This is it! Your final year at University, and you are looking at career options. Have you considered a career in teaching? Yes, you will have heard that it is a very demanding job, but it is also incredibly rewarding. What other job can you have where you can make a real difference in children’s lives day after day?
I don’t have a teaching degree, can I still pursue a career in teaching?
Absolutely – There are many routes into teaching that mean that you don’t need a teaching degree, but you will need to gain additional qualifications in teaching, including undertaking Initial Teacher Training (ITT) or Initial Teacher Education (ITE).
To qualify for this postgraduate teacher training, you will usually need a minimum of a 2:2 university degree plus other requirements such as a disclosure and barring service check (DBS). It is also really useful to demonstrate your commitment by doing some volunteering or short-term work in a local school.
Typically, a graduate teacher programme will give you a blend of academic study, giving you a base knowledge of how to teach successfully, 120 days of practical classroom experience in two or more schools, as well as coaching and mentoring for classroom management. Assessments of your teaching skills will regularly take place to ensure that you are meeting the criteria.
One of the most popular courses is the Post Graduate Certificate in Education (PGCE). This one year course runs from September to July and combines substantial school placements alongside studying the theory behind teaching and learning. There are different types of PGCE that will help you to prepare for the type of teaching career that you wish to pursue (i.e. specific discipline) or the age of children that you wish to teach (i.e. Primary).
The good news is that these programmes also come with bursaries and contributions towards your education training which can go a long way to covering fees and costs associated with training to be a teacher along with enhancing salary packages. These can be worth as much as £28,000 in England, along with early career payments on top.
On completion of your ITT, you will attain Qualified Teacher Status (QTS)

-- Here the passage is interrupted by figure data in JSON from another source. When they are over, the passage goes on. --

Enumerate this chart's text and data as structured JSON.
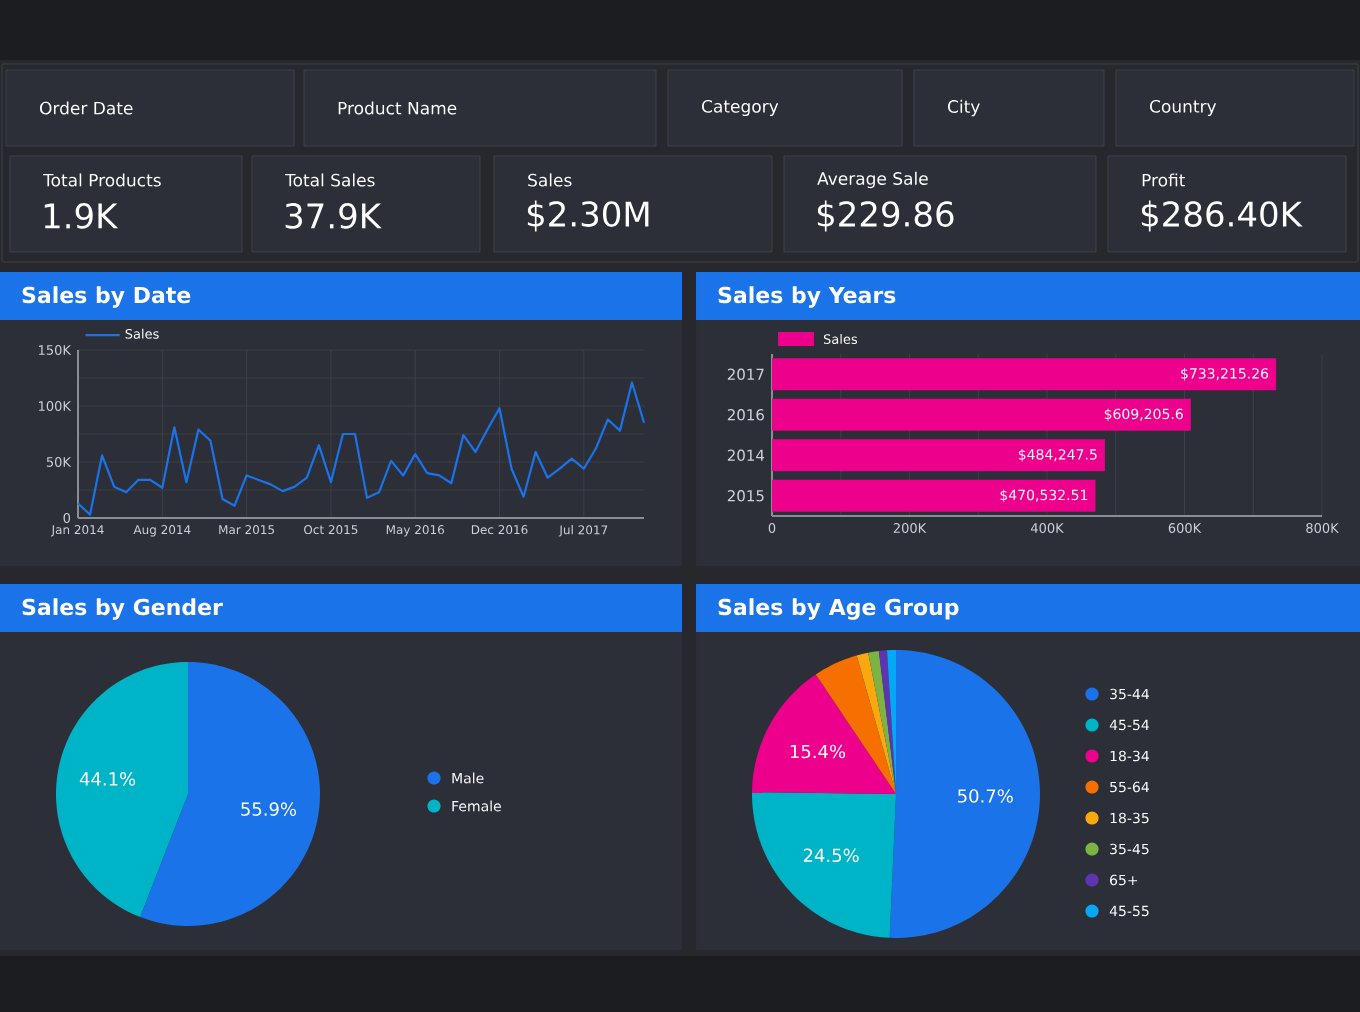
{
  "chart_data": [
    {
      "type": "other",
      "annotations": [
        "Order Date",
        "Product Name",
        "Category",
        "City",
        "Country"
      ]
    },
    {
      "type": "other",
      "annotations": [
        "Total Products",
        "1.9K",
        "Total Sales",
        "37.9K",
        "Sales",
        "$2.30M",
        "Average Sale",
        "$229.86",
        "Profit",
        "$286.40K"
      ]
    },
    {
      "type": "line",
      "title": "Sales by Date",
      "legend": "top left",
      "grid": true,
      "x": [
        "2014-01",
        "2014-02",
        "2014-03",
        "2014-04",
        "2014-05",
        "2014-06",
        "2014-07",
        "2014-08",
        "2014-09",
        "2014-10",
        "2014-11",
        "2014-12",
        "2015-01",
        "2015-02",
        "2015-03",
        "2015-04",
        "2015-05",
        "2015-06",
        "2015-07",
        "2015-08",
        "2015-09",
        "2015-10",
        "2015-11",
        "2015-12",
        "2016-01",
        "2016-02",
        "2016-03",
        "2016-04",
        "2016-05",
        "2016-06",
        "2016-07",
        "2016-08",
        "2016-09",
        "2016-10",
        "2016-11",
        "2016-12",
        "2017-01",
        "2017-02",
        "2017-03",
        "2017-04",
        "2017-05",
        "2017-06",
        "2017-07",
        "2017-08",
        "2017-09",
        "2017-10",
        "2017-11",
        "2017-12"
      ],
      "series": [
        {
          "name": "Sales",
          "color": "#1a73e8",
          "values": [
            13000,
            3000,
            56000,
            28000,
            23000,
            34000,
            34000,
            27000,
            81000,
            32000,
            79000,
            69000,
            17000,
            11000,
            38000,
            34000,
            30000,
            24000,
            28000,
            36000,
            65000,
            32000,
            75000,
            75000,
            18000,
            23000,
            51000,
            38000,
            57000,
            40000,
            38000,
            31000,
            74000,
            59000,
            79000,
            98000,
            44000,
            19000,
            59000,
            36000,
            44000,
            53000,
            44000,
            62000,
            88000,
            78000,
            121000,
            85000
          ]
        }
      ],
      "xlim": [
        "2014-01",
        "2017-12"
      ],
      "xticks": [
        {
          "value": "2014-01",
          "label": "Jan 2014"
        },
        {
          "value": "2014-08",
          "label": "Aug 2014"
        },
        {
          "value": "2015-03",
          "label": "Mar 2015"
        },
        {
          "value": "2015-10",
          "label": "Oct 2015"
        },
        {
          "value": "2016-05",
          "label": "May 2016"
        },
        {
          "value": "2016-12",
          "label": "Dec 2016"
        },
        {
          "value": "2017-07",
          "label": "Jul 2017"
        }
      ],
      "ylim": [
        0,
        150000
      ],
      "yticks": [
        0,
        {
          "value": 25000,
          "label": null
        },
        {
          "value": 50000,
          "label": "50K"
        },
        {
          "value": 75000,
          "label": null
        },
        {
          "value": 100000,
          "label": "100K"
        },
        {
          "value": 125000,
          "label": null
        },
        {
          "value": 150000,
          "label": "150K"
        }
      ]
    },
    {
      "type": "bar",
      "title": "Sales by Years",
      "orientation": "horizontal",
      "legend": "top left",
      "grid": "x",
      "categories": [
        "2017",
        "2016",
        "2014",
        "2015"
      ],
      "series": [
        {
          "name": "Sales",
          "color": "#ec008c",
          "values": [
            733215.26,
            609205.6,
            484247.5,
            470532.51
          ],
          "value_labels": [
            "$733,215.26",
            "$609,205.6",
            "$484,247.5",
            "$470,532.51"
          ]
        }
      ],
      "xlim": [
        0,
        800000
      ],
      "xticks": [
        0,
        {
          "value": 100000,
          "label": null
        },
        {
          "value": 200000,
          "label": "200K"
        },
        {
          "value": 300000,
          "label": null
        },
        {
          "value": 400000,
          "label": "400K"
        },
        {
          "value": 500000,
          "label": null
        },
        {
          "value": 600000,
          "label": "600K"
        },
        {
          "value": 700000,
          "label": null
        },
        {
          "value": 800000,
          "label": "800K"
        }
      ]
    },
    {
      "type": "pie",
      "title": "Sales by Gender",
      "legend": "right",
      "categories": [
        "Male",
        "Female"
      ],
      "values": [
        55.9,
        44.1
      ],
      "colors": [
        "#1a73e8",
        "#00b4c8"
      ],
      "value_labels": [
        "55.9%",
        "44.1%"
      ]
    },
    {
      "type": "pie",
      "title": "Sales by Age Group",
      "legend": "right",
      "categories": [
        "35-44",
        "45-54",
        "18-34",
        "55-64",
        "18-35",
        "35-45",
        "65+",
        "45-55"
      ],
      "values": [
        50.7,
        24.5,
        15.4,
        5.0,
        1.3,
        1.2,
        0.9,
        1.0
      ],
      "colors": [
        "#1a73e8",
        "#00b4c8",
        "#ec008c",
        "#f57000",
        "#fba80f",
        "#7cb342",
        "#5e35b1",
        "#03a9f4"
      ],
      "value_labels": [
        "50.7%",
        "24.5%",
        "15.4%",
        null,
        null,
        null,
        null,
        null
      ]
    }
  ]
}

I have good academic grades – what else do I need?
It takes a certain type of person to become a teacher; in addition to academic qualifications, you also need to consider your personal qualities, as these will be taken into account by prospective employers.
Do you have a proven ability to relate to children and their parents or carers? This could be in the form of helping out at a school or maybe working as a sports coach or scout leader. This will help to demonstrate how you work with children and inspire and motivate them.

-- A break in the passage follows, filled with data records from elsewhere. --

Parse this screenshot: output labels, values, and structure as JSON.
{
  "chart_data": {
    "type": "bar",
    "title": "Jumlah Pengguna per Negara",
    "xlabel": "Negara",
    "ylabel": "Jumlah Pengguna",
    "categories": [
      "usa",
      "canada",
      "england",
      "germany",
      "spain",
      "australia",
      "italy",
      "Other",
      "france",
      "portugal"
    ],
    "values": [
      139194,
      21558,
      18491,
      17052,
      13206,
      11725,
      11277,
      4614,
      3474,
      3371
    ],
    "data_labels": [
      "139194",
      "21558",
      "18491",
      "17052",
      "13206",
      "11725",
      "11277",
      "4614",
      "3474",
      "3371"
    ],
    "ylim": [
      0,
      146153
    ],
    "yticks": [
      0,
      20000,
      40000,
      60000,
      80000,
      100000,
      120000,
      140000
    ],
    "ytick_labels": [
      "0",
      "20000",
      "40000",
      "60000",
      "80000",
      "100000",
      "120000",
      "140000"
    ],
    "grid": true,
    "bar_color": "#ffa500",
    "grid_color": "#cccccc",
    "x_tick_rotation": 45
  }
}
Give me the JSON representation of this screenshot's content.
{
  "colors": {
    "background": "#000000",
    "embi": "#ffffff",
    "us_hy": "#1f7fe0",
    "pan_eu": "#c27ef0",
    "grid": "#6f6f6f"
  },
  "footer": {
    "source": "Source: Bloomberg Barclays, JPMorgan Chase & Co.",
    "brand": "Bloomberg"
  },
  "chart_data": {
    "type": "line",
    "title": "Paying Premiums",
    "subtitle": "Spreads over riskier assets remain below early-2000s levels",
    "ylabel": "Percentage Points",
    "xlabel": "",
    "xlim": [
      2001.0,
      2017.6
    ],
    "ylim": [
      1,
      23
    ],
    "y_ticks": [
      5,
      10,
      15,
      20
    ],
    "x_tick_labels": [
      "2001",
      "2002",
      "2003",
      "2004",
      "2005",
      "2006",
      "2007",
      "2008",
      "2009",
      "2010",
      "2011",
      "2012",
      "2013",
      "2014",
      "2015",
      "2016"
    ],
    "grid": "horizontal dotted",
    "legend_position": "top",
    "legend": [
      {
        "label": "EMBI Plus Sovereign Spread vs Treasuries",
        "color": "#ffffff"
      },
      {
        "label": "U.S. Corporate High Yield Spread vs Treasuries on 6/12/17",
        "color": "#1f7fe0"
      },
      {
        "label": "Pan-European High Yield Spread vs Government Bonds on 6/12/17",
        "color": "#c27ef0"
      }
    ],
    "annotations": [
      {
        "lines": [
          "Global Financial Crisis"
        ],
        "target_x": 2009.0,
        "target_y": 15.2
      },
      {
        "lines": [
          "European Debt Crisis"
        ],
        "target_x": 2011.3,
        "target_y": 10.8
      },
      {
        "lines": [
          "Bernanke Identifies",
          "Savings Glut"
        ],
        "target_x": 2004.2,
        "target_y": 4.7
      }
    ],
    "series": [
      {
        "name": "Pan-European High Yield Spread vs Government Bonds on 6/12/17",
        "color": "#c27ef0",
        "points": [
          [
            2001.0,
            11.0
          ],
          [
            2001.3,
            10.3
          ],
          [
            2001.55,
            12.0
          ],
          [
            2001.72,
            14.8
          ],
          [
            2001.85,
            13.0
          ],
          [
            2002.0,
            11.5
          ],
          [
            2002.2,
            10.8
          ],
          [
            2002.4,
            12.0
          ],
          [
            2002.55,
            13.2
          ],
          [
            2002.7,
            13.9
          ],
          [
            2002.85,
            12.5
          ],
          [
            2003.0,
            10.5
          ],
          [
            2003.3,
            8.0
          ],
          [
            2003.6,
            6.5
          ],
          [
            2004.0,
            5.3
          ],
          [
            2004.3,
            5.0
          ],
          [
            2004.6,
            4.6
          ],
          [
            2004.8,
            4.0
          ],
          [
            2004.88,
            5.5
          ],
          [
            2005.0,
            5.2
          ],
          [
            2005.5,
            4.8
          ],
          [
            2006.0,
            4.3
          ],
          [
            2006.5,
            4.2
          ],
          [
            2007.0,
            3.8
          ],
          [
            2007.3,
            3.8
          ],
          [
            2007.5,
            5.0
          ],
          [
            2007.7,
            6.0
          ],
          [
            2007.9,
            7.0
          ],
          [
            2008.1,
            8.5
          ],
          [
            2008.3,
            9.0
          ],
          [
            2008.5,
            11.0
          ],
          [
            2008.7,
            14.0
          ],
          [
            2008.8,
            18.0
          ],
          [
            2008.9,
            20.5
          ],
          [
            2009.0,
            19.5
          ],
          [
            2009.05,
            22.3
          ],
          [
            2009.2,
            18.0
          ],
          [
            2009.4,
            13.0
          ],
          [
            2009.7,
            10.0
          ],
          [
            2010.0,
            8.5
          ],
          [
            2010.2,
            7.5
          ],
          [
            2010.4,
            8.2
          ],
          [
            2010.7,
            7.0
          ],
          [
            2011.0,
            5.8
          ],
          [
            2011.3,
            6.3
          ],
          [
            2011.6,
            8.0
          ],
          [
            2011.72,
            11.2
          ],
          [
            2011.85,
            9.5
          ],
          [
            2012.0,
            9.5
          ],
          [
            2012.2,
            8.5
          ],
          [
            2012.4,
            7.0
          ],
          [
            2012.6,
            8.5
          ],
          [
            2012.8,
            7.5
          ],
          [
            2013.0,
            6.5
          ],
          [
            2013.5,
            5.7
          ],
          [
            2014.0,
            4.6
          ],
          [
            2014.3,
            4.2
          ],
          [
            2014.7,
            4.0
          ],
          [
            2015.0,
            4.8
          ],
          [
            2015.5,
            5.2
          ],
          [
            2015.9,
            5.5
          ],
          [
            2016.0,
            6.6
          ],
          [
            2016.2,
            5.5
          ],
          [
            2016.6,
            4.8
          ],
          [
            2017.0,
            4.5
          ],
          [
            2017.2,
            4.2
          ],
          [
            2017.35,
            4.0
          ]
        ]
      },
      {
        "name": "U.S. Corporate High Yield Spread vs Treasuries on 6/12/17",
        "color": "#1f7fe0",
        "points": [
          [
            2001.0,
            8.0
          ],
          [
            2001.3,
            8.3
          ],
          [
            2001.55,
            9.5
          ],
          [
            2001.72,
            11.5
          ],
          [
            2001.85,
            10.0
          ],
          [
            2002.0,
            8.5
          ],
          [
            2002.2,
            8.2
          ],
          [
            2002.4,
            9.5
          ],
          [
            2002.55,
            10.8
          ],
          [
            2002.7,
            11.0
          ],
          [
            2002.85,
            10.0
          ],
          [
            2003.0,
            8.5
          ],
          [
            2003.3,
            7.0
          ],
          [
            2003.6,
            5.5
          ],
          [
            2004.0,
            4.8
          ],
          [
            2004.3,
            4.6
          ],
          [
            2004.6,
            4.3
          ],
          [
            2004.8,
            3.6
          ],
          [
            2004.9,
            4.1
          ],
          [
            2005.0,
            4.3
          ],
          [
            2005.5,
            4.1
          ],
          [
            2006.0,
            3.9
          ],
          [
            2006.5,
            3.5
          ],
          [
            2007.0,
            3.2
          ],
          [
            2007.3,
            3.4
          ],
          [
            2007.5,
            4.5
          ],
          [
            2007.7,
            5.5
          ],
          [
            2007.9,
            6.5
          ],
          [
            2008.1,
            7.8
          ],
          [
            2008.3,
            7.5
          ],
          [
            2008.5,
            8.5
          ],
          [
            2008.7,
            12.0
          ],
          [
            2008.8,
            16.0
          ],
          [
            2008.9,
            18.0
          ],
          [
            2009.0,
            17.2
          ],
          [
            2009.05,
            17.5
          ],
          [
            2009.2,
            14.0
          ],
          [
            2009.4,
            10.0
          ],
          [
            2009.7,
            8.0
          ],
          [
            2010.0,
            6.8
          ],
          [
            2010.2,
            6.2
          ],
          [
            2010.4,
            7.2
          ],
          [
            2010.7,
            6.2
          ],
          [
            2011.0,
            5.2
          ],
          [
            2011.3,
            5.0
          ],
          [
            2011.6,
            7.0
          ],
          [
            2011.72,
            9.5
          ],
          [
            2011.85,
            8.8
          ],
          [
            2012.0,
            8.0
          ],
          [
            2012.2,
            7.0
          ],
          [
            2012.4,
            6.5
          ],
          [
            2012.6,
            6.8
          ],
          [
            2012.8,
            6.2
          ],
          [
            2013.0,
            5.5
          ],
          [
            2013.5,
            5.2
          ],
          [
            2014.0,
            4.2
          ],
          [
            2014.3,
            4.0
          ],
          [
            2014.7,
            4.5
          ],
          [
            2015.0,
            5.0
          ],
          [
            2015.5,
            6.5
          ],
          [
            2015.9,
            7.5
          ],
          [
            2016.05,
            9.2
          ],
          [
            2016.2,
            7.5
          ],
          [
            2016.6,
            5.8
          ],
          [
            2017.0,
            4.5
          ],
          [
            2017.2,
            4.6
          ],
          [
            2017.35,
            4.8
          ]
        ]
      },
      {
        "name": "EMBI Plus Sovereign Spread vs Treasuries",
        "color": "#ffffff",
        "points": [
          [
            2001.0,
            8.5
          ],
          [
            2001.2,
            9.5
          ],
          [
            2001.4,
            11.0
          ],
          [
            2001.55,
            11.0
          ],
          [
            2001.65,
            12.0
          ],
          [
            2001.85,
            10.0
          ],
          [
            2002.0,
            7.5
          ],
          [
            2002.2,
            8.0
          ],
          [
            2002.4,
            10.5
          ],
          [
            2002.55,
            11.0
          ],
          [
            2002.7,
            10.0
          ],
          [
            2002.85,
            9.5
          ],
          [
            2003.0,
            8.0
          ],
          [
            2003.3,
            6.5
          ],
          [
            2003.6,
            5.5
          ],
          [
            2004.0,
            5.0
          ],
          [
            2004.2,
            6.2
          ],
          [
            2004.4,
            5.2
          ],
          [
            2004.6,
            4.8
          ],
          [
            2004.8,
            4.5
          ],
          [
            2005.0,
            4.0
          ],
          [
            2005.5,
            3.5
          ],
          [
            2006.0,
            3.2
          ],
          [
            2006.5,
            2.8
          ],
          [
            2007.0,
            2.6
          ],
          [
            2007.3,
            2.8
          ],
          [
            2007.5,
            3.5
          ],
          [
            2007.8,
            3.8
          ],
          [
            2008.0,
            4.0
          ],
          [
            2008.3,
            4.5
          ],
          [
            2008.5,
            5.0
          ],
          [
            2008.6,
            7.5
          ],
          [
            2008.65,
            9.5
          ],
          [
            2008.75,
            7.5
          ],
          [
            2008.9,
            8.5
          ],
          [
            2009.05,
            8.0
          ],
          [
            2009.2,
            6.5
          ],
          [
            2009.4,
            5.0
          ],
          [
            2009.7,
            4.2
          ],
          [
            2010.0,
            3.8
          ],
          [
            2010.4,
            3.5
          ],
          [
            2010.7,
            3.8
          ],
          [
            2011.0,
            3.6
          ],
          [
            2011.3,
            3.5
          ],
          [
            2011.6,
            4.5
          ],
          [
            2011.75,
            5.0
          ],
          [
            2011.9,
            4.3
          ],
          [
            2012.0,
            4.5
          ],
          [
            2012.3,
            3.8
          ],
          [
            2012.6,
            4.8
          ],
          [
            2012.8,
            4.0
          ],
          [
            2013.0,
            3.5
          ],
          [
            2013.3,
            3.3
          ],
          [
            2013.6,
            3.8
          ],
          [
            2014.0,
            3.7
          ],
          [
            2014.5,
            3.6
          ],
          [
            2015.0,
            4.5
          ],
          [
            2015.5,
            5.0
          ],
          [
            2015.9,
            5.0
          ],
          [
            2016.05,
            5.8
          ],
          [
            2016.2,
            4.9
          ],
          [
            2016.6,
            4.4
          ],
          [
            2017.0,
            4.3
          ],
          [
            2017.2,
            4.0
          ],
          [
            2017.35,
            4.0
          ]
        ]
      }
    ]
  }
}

An in-depth knowledge of the subject that you are looking to specialise in and its relevance to the curriculum. This enables you to build good foundations for learning and will set the expectations for pupils. It will also help you transfer your knowledge to your pupils in an understandable and inspirational way.
Excellent communication skills are necessary to convey your message and motivate your pupils. You also need to think about how you can turn what you understand into something that they will understand.
Great organisational skills are paramount. No teaching day is ever the same, and despite how much planning and preparing you may do, you may always get curve balls and last minute changes.
The ability to deal with conflict in a calm and controlled manner – remember, this may not even be with pupils - it may be with parents who are challenging your point of view.
Overall, you need a good sense of humour – it will motivate your pupils, it will keep you motivated, and it will motivate your teaching colleagues around you.
It all sounds good – what’s next?
So you really want to become a teacher?
We hope that you found this an informative read. The next steps are to start to look for teaching courses that will commence later in the year – but that will shortly be taking applications.
Websites such as https://beta-getintoteaching.education.gov.uk/my-story-into-teaching are really useful and contain a lot of information about courses local to you, teaching grants, starting salaries and much more.
Find a part-time volunteering role if you are able to, as building a bank of experience now is a good footing for you.
Good luck in the pursuit of your career, and we will look forward to helping you find a position when you achieve your QTS status!